UMU maintains a post-doctoral career office that helps guide fellows and provides resources for self-development. Post-doctoral fellows must leave any institution with strong technical and analytic skills and, for those that wish a career in academics, with a project and skills to get that project funded. Our institution and department support grant writing skills in multiple ways. Post-doctoral fellows and junior faculty are encouraged to take grant-writing seminars given on campus. The office of Post-Doctoral Affairs maintains a wide range of programs to assist in career planning and skill development. In addition, the Department of Ophthalmology & Visual Sciences supports (part-time) a senior scientist, Dale Hunter, PhD, JD; who is available to assist in grant and paper preparation for members of the department.

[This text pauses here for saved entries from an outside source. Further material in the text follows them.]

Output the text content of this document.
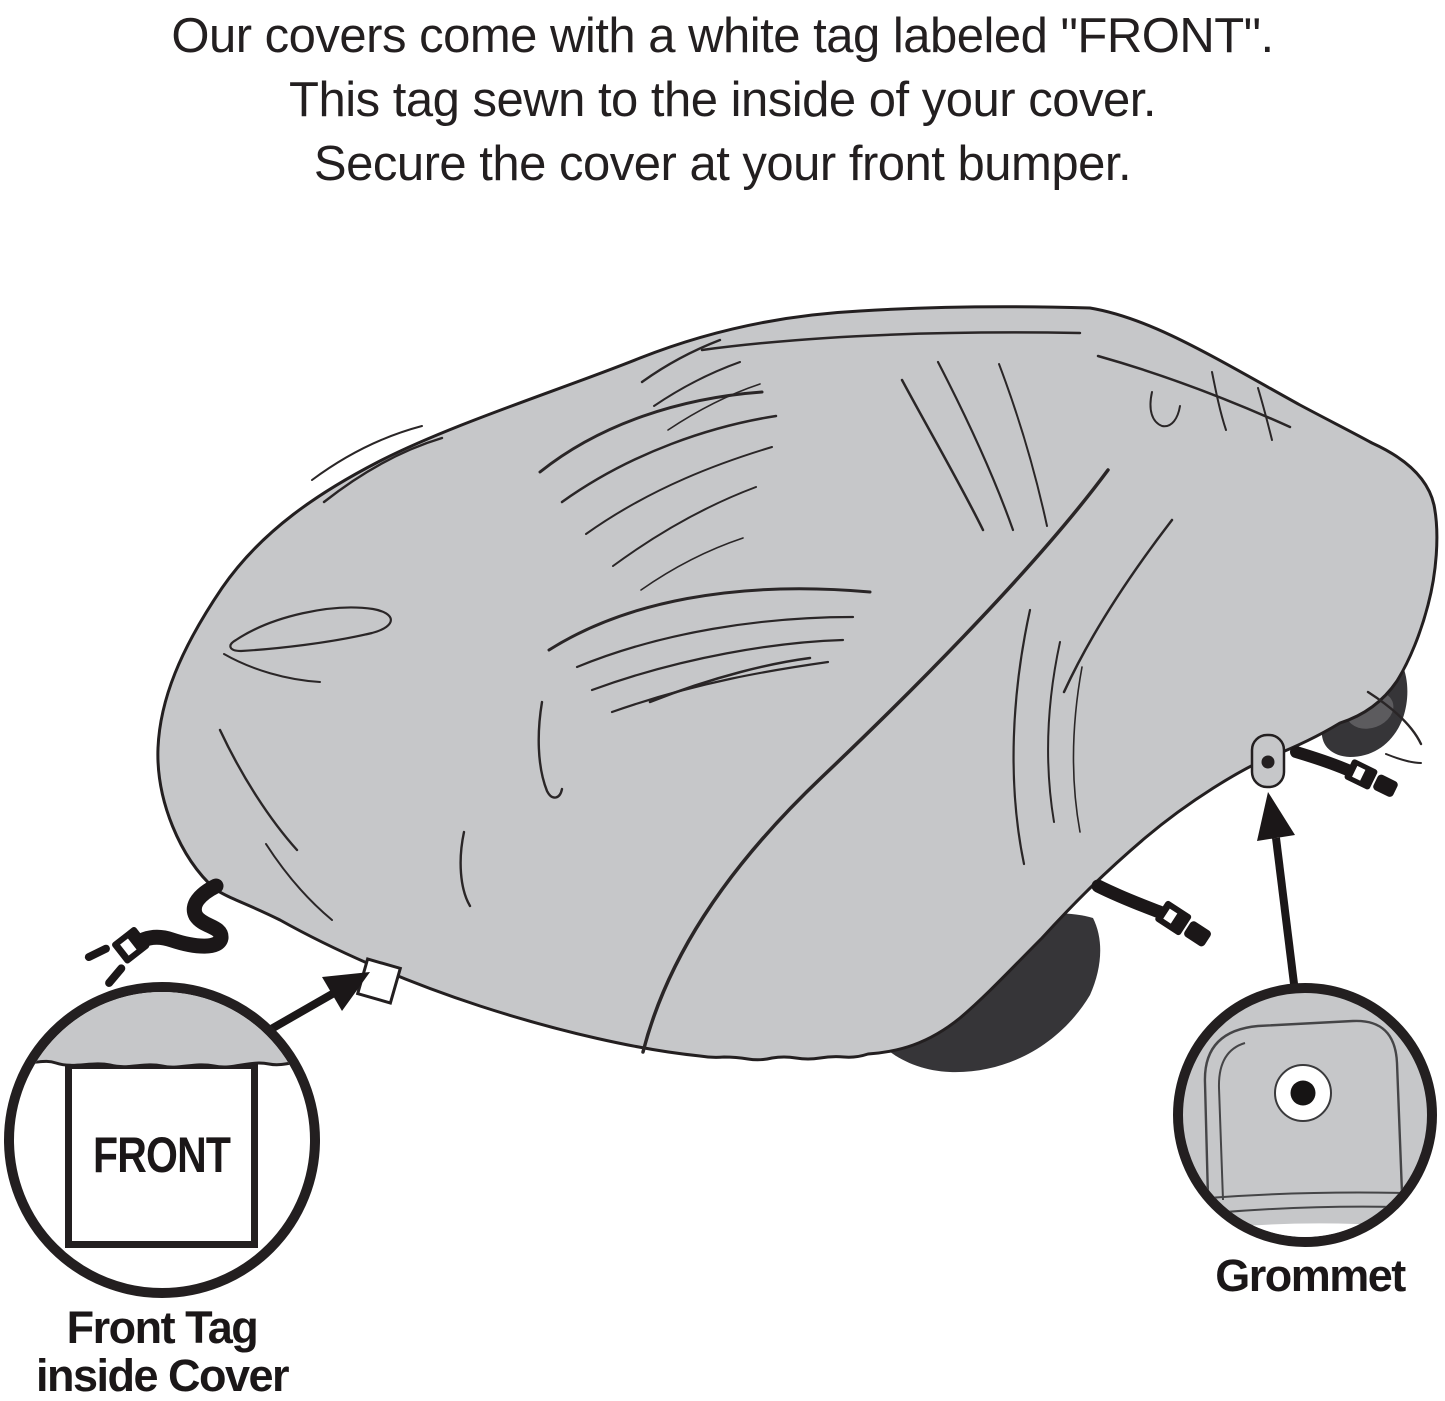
Our covers come with a white tag labeled "FRONT".
This tag sewn to the inside of your cover.
Secure the cover at your front bumper.
FRONT
Front Tag
inside Cover
Grommet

Networking is critical for next steps in a Fellow’s career. Thus, the Center and Department maximize the exposure of our fellow’s to the broader academic community. Developmental support is available for Fellow’s travel and all Fellow’s actively participate in the Barlow Seminar Series, attending both lunches and receptions for the seminar speakers. Finally, we invite all our women fellows, students and faculty, as well as interested men, to the Annual WEAVR luncheon at ARVO. This is great networking opportunity for them. Thus, we assure maximal exposure of our fellows, by a variety of mechanisms to leaders in the ophthalmology and vision research community.